Pesantren adalah ruang untuk terus belajar dan bertumbuh. Di dalamnya, proses menuntut ilmu tidak hanya menjadi bagian dari kehidupan para santri, tetapi juga menjadi kebutuhan bagi seluruh insan yang mengabdi dan berkhidmat di dalamnya, termasuk para ustadz dan ustadzah.
Sebagaimana pepatah Arab mengatakan:
أُطْلُبِ الْعِلْمَ مِنَ الْمَهْدِ إِلَى اللَّحْدِ
“Tuntutlah ilmu sejak dari buaian hingga liang lahat.”
Pesan tersebut menjadi pengingat bahwa belajar tidak mengenal batas usia, jabatan, maupun peran. Menjadi seorang pendidik bukan berarti selesai dari proses belajar. Justru, amanah mendidik menuntut seorang ustadz dan ustadzah untuk terus memperbarui pengetahuan, memperdalam pemahaman, merawat nalar, serta memperkuat bekal keilmuan.
Berangkat dari semangat tersebut, Pesantren Baitul Quran Sragen menghadirkan Kajian Kitab, sebuah majelis ilmu yang insyaAllah dilaksanakan secara rutin sebagai ruang untuk menambah wawasan sekaligus menguatkan tradisi keilmuan di lingkungan pesantren.

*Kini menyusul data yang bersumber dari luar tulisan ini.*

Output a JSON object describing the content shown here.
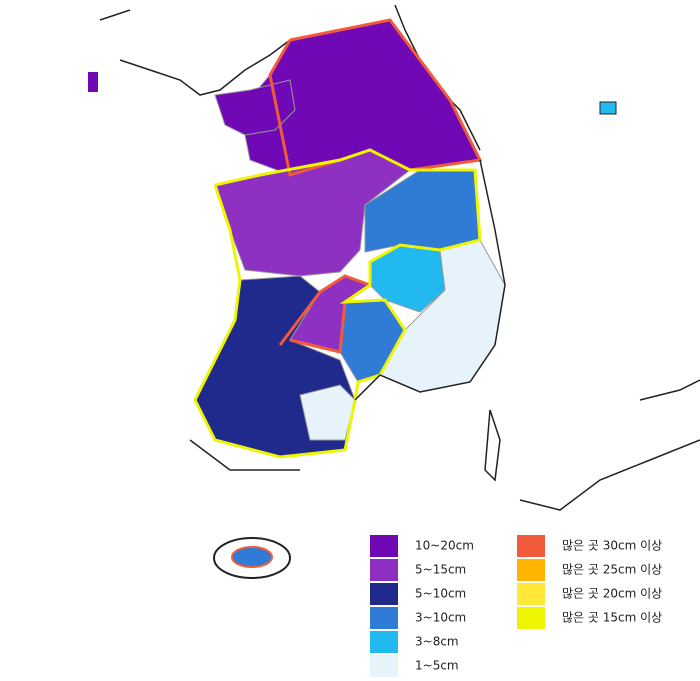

Pada kajian kali ini, para asatiz berkesempatan untuk mengkaji Kitab Minhajul Muslim bersama Abah K.H. Muhammadun Abdul Hamid, M.A. Kitab yang disusun oleh Abu Bakr Jabir al-Jaza’iri ini merupakan salah satu karya yang membahas berbagai aspek kehidupan seorang Muslim, mulai dari akidah, ibadah, akhlak, adab, hingga muamalah.
Kajian ini bukan sekadar aktivitas membaca dan memahami teks kitab. Lebih dari itu, ia menjadi ikhtiar untuk menghadirkan kembali tradisi tafaqquh fiddin (memperdalam pemahaman terhadap agama) di tengah kesibukan menjalankan amanah pendidikan dan pengelolaan pesantren.
Sebab, pendidik yang terus belajar akan memiliki bekal yang lebih luas untuk mendidik. Dan guru yang dekat dengan majelis ilmu diharapkan mampu menularkan kecintaan terhadap ilmu kepada para santrinya. Semoga kajian ini menjadi wasilah bertambahnya ilmu yang bermanfaat, kokohnya pemahaman agama, serta tumbuhnya semangat untuk terus belajar dan mengamalkan ilmu dalam kehidupan.